Last edited by iwpoe (4/01/2016 8:07 am)


Fighting to the death "the noonday demon" of Acedia.
My Books
It is precisely “values” that are the powerless and threadbare mask of the objectification of beings, an objectification that has become flat and devoid of background. No one dies for mere values.
~Martin Heidegger
 

4/01/2016 11:13 am  #20


Re: I think I know why people consider voting for Trump.

iwpoe wrote:

I'm not buying it. They're about as coerced as the doctors are.

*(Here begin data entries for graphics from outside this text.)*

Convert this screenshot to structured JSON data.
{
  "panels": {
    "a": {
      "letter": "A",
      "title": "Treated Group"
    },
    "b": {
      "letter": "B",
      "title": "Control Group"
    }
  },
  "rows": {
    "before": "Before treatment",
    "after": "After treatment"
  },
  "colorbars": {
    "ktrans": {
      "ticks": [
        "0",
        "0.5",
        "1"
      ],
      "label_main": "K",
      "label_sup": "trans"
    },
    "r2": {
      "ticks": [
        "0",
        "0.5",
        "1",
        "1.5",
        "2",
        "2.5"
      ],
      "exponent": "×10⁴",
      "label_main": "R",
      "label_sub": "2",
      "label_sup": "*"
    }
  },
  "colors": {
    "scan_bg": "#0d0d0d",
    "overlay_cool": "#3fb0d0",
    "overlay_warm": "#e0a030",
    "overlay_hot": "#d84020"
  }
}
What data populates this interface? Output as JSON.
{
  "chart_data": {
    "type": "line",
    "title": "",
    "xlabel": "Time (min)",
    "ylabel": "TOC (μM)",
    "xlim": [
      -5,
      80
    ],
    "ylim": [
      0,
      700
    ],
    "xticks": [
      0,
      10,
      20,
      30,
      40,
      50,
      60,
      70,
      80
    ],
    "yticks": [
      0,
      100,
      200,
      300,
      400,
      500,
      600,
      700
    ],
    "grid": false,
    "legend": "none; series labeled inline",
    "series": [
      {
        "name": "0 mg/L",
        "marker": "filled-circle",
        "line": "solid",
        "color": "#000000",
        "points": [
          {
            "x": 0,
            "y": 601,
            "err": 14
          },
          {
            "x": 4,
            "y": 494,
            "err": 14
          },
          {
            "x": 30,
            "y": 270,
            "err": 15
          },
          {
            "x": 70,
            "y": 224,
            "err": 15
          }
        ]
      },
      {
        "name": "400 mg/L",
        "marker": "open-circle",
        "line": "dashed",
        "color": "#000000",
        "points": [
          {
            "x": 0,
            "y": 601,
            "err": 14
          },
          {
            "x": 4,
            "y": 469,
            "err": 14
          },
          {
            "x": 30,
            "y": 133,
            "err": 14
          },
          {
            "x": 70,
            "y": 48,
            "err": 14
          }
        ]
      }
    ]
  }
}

I don't think this is true. Doctors profit from it but don't have the same set of incentives and concerns. Doctors also have considerably more information. That's nothing like the situation of some women who get abortions.

iwpoe wrote:

Many people are often willfully ignorant when they have something they want to do and have a "change of heart" later when made to look at it and have nothing to loose. I'm perfectly willing to think that women can be vicious.

Sure, I'm not claiming and don't need to claim that no women are willfully ignorant or vicious. There are separate questions of the extent to which ignorance mitigates or can mitigate culpability and of whether a particular person's claim to ignorance suffices as an excuse.

iwpoe wrote:

I think this is sexist coddling of women and the presumption of their victimhood.

I think it's just applying principles about ignorance and culpability generally; abortion is a unique case vis-a-vis ignorance and culpability because ordinarily it is practically impossible to be invincibly ignorant of another person's personhood. For abortion, in our culture at least, I think it is practically possible to be invincibly ignorant of that personhood, which is not to say that every claim of ignorance is morally exculpatory.

I'm considerably less confident than Timocrates about the possibility of eliminating abortion. I don't imagine that any legal ban will occur in my lifetime.